Nov 27, 2006 21:43
Documentation is really important, I've decided. More pictures. More letters. More notes. I'm just going to write on everything in an attempt to make a mark. This also means writing down words that express my mental state. Because things like feelings are often fleeting, which makes them harder to record, but increasingly more important. 'Increasingly' because mine are often cyclical and because I only comprehend things visually; it's easier for me to learn when things are written down (regardless of whether I remember writing them).
Boom-dat, boom-dat, boom-boom-dat, boom-dat.
Thanksgiving break was necessary, lovely, and comforting. I am thankful. I am full. I am a consonant. Amy takes the son out of consonant. Ahhhhhh. I miss being a social activity facilitator. I think I resent WVU for having things planned already. I don't have a job anymore. Literally. Disaster. Figuratively?
J.New was really incredible. I've decided she is a prophet. I started crying when she began to sing. I tipped my head back and made the tears reabsorb, but it happened. The whole performance I could not shake the feeling that she was not human. She floated on stage in a sweeping white dress, flowing brown hair, and this completely fresh, innoncent expression. She was untouched and pristine. Playing the harp has angelic implications to begin with, but her manner and appearance added significant evidence. Bridgett commented on her seeming to struggle under the weight of the harp - as if she did not keep her concentration, she might be crushed. And sometimes when she sang she lost control and she would scream, but it was more of a screech, just for a second. It made me tense up. It was like her music was this burden she had to carry, and sometimes its terrible magnitude escaped her. And aren't most instruments of god at least a little unwilling? At the end she just floated away again. Unaffected by traditional concert etiquette, she never came back for an encore or made stupid jokes or advertised her albums for sale in the back. The only time I was reminded that she was performing a show was when she continually asked, "aauuuhmm, can I have a little less harp in my monitor, please?" (spoken as if you are a 6 year old girl). Bridgett also made the comment that her sudden and total disappearance was cinderella-esque and that she couldn't come back because she didn't exist the same way anymore. More evidence that she is not a regular person. Perhaps not prophet - but certainly not completely real. Anyway, she was good-better-best. Bob - just remember to call shotgun.

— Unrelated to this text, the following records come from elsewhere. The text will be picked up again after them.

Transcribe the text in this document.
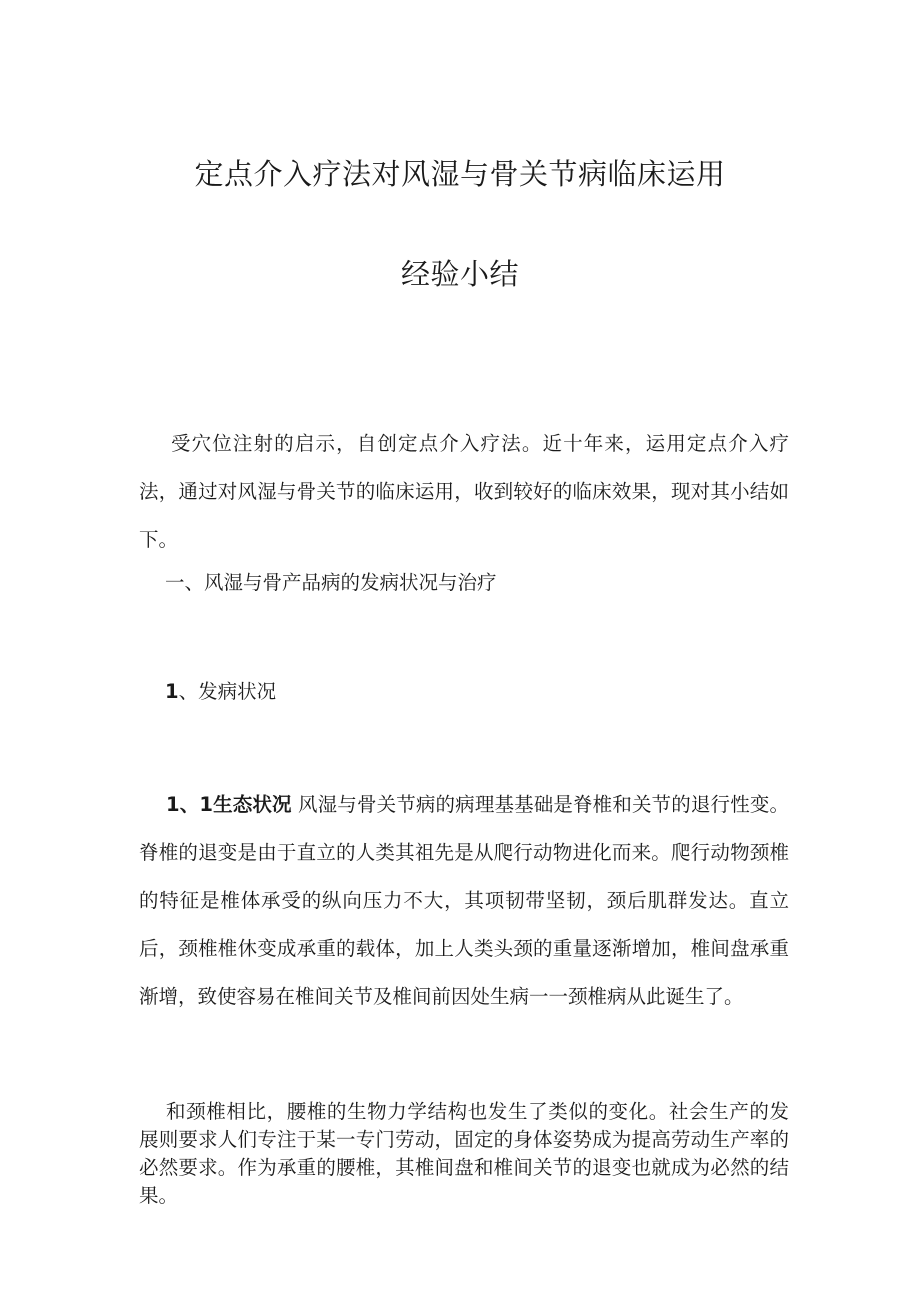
定点介入疗法对风湿与骨关节病临床运用
经验小结

受穴位注射的启示，自创定点介入疗法。近十年来，运用定点介入疗法，通过对风湿与骨关节的临床运用，收到较好的临床效果，现对其小结如下。

一、风湿与骨产品病的发病状况与治疗
1、发病状况

1、1生态状况 风湿与骨关节病的病理基基础是脊椎和关节的退行性变。脊椎的退变是由于直立的人类其祖先是从爬行动物进化而来。爬行动物颈椎的特征是椎体承受的纵向压力不大，其项韧带坚韧，颈后肌群发达。直立后，颈椎椎休变成承重的载体，加上人类头颈的重量逐渐增加，椎间盘承重渐增，致使容易在椎间关节及椎间前因处生病一一颈椎病从此诞生了。

和颈椎相比，腰椎的生物力学结构也发生了类似的变化。社会生产的发展则要求人们专注于某一专门劳动，固定的身体姿势成为提高劳动生产率的必然要求。作为承重的腰椎，其椎间盘和椎间关节的退变也就成为必然的结果。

B and I got sad because we no longer had Joanna to look forward to. We'd been counting the weeks, then days until the concert and at its height we were already missing it. Funny. I miss measuring time with Joanna. When she was trapped in my stereo, it took until the middle of "Book Of Right On" to get to school. Whenever I hear the beginning of "Bridges and Balloons" I picture the curve around Trail's and remember how hard it is to go 25 there when you know it's going to be 50 in like 3 seconds.
I just had a lot of D-coke because I have to stay up late and write a paper (which this entry is preventing, to my pleasure). It reminds me of 10th grade Fleming-escapades. I must do things now.